Xavier tripped over his untied shoelace as the Llamas were being introduced at the beginning of the game. The Llamas played like possessed dinosaurs in an effort to overcome the loss, and they did, with a winning score of 4 to 0. "It wasn't the same out there without him" observed Walter Taylor, Xavier's roommate.

The Llamas coach was livid. "I tell these guys to pay attention to details. Do they listen?"

Masses of locals threw foghorns. Someone handed out blank pieces of paper.

When asked his opinion, the mayor asserted "No sir, I don't like it." He later averred, "Please don't quote me on that."

Storm Pounds Jasonia by Chris Mubarik

The corrosive hurricane Sue Ellen thrashed the coast of Jasonia leaving a path of broken debris and broken dreams. 156 are reported dead or missing after Hurricane Sue Ellen swept through, destroying among other items a airport runway.

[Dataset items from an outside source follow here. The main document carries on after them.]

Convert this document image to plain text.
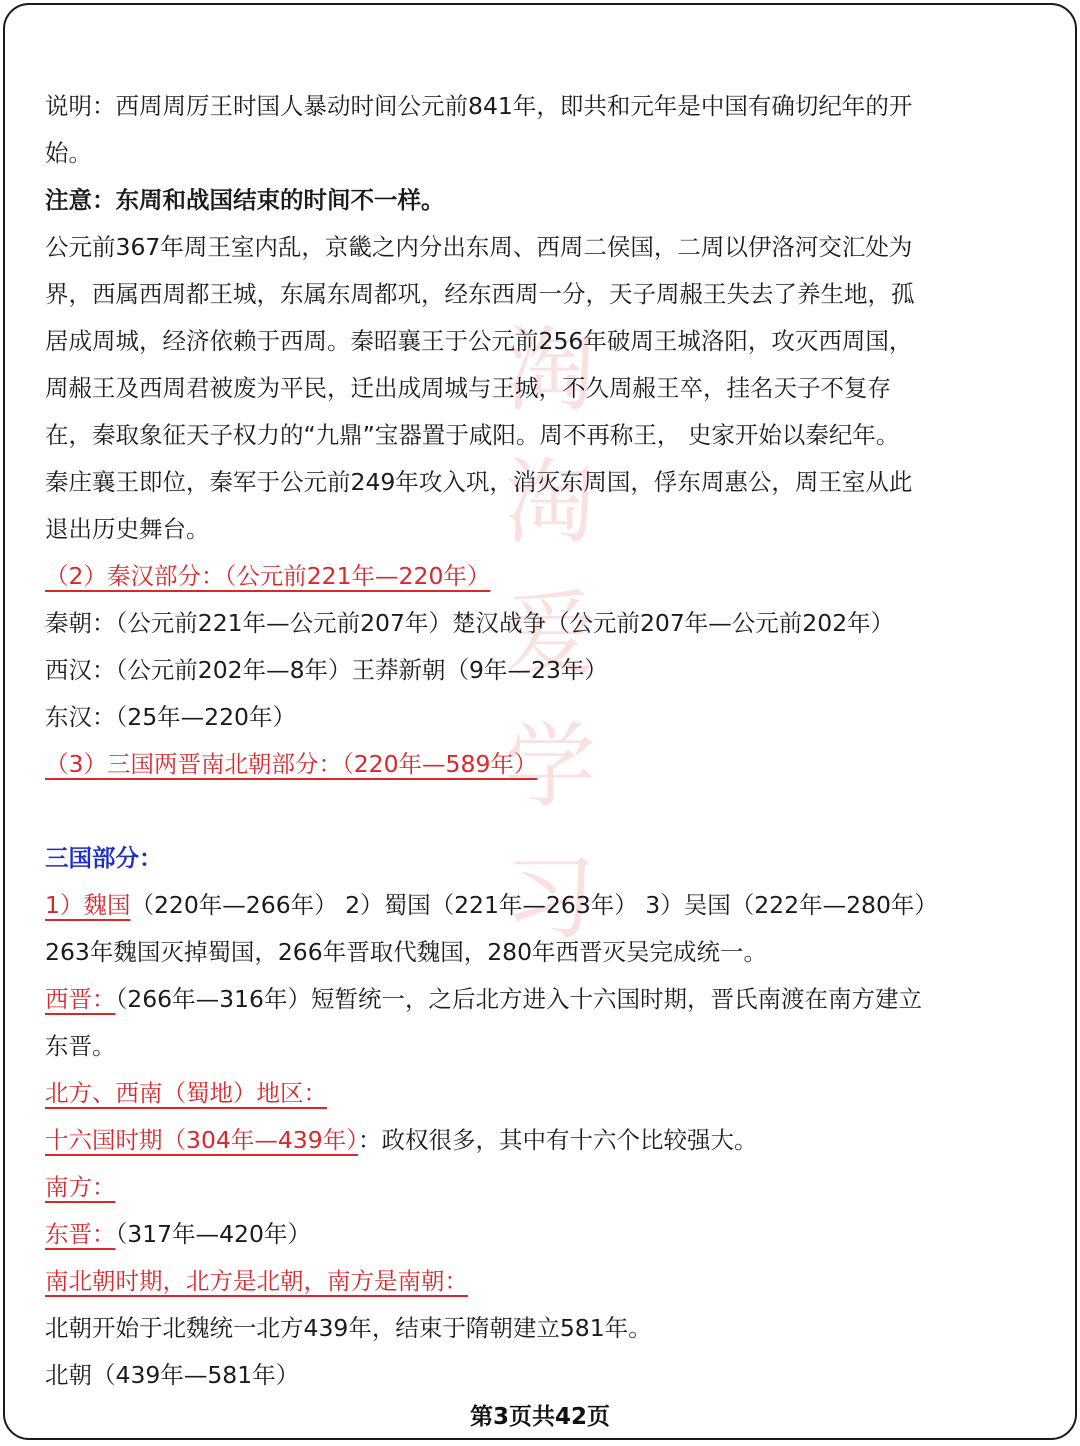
淘
淘
爱
学
习

说明：西周周厉王时国人暴动时间公元前841年，即共和元年是中国有确切纪年的开

始。

注意：东周和战国结束的时间不一样。

公元前367年周王室内乱，京畿之内分出东周、西周二侯国，二周以伊洛河交汇处为

界，西属西周都王城，东属东周都巩，经东西周一分，天子周赧王失去了养生地，孤

居成周城，经济依赖于西周。秦昭襄王于公元前256年破周王城洛阳，攻灭西周国，

周赧王及西周君被废为平民，迁出成周城与王城，不久周赧王卒，挂名天子不复存

在，秦取象征天子权力的“九鼎”宝器置于咸阳。周不再称王， 史家开始以秦纪年。

秦庄襄王即位，秦军于公元前249年攻入巩，消灭东周国，俘东周惠公，周王室从此

退出历史舞台。

（2）秦汉部分：（公元前221年—220年）

秦朝：（公元前221年—公元前207年）楚汉战争（公元前207年—公元前202年）

西汉：（公元前202年—8年）王莽新朝（9年—23年）

东汉：（25年—220年）

（3）三国两晋南北朝部分：（220年—589年）

三国部分：

1）魏国（220年—266年） 2）蜀国（221年—263年） 3）吴国（222年—280年）

263年魏国灭掉蜀国，266年晋取代魏国，280年西晋灭吴完成统一。

西晋：（266年—316年）短暂统一，之后北方进入十六国时期，晋氏南渡在南方建立

东晋。

北方、西南（蜀地）地区：

十六国时期（304年—439年）：政权很多，其中有十六个比较强大。

南方：

东晋：（317年—420年）

南北朝时期，北方是北朝，南方是南朝：

北朝开始于北魏统一北方439年，结束于隋朝建立581年。

北朝（439年—581年）

第3页共42页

"Our house was totaled!" Lamented Thor Utley, suppressing tears. Relief efforts have formed to assist hurricane victims gather themselves and their belongings.

"This is the most crabby, slippery, distraught thing I've ever noticed!" Shrieked one house spouse.

Observers didn't believe the incident was true, although they did agree a few fair relationships were created as a result.

When asked, a jogger sighed "Yeah sure, but do they REALLY know what they're doing?"

Plymouth Arco Installed By Roberta by Annette Peterson

Zimmerman, a steadily unheard of carjacker who would have liked to stay that way, was an integral part of the group that installed the most ingenious innovation to date: Plymouth Arco. When asked how he could deploy such an amazing concept, especially given his lack of experience, he muttered "Really, it was the recyclable styrofoam that inspired me. Once I noticed that, the Plymouth Arco just came to me."

Having served cantankerous hard time for the other things that "just came" to him seven years ago during a battery, the inventor feels nothing but spite about cleaning up his livelihood.

Roberta is proud to be the pioneer of Plymouth Arco and encourages other cities to pursue deploying Plymouth Arco.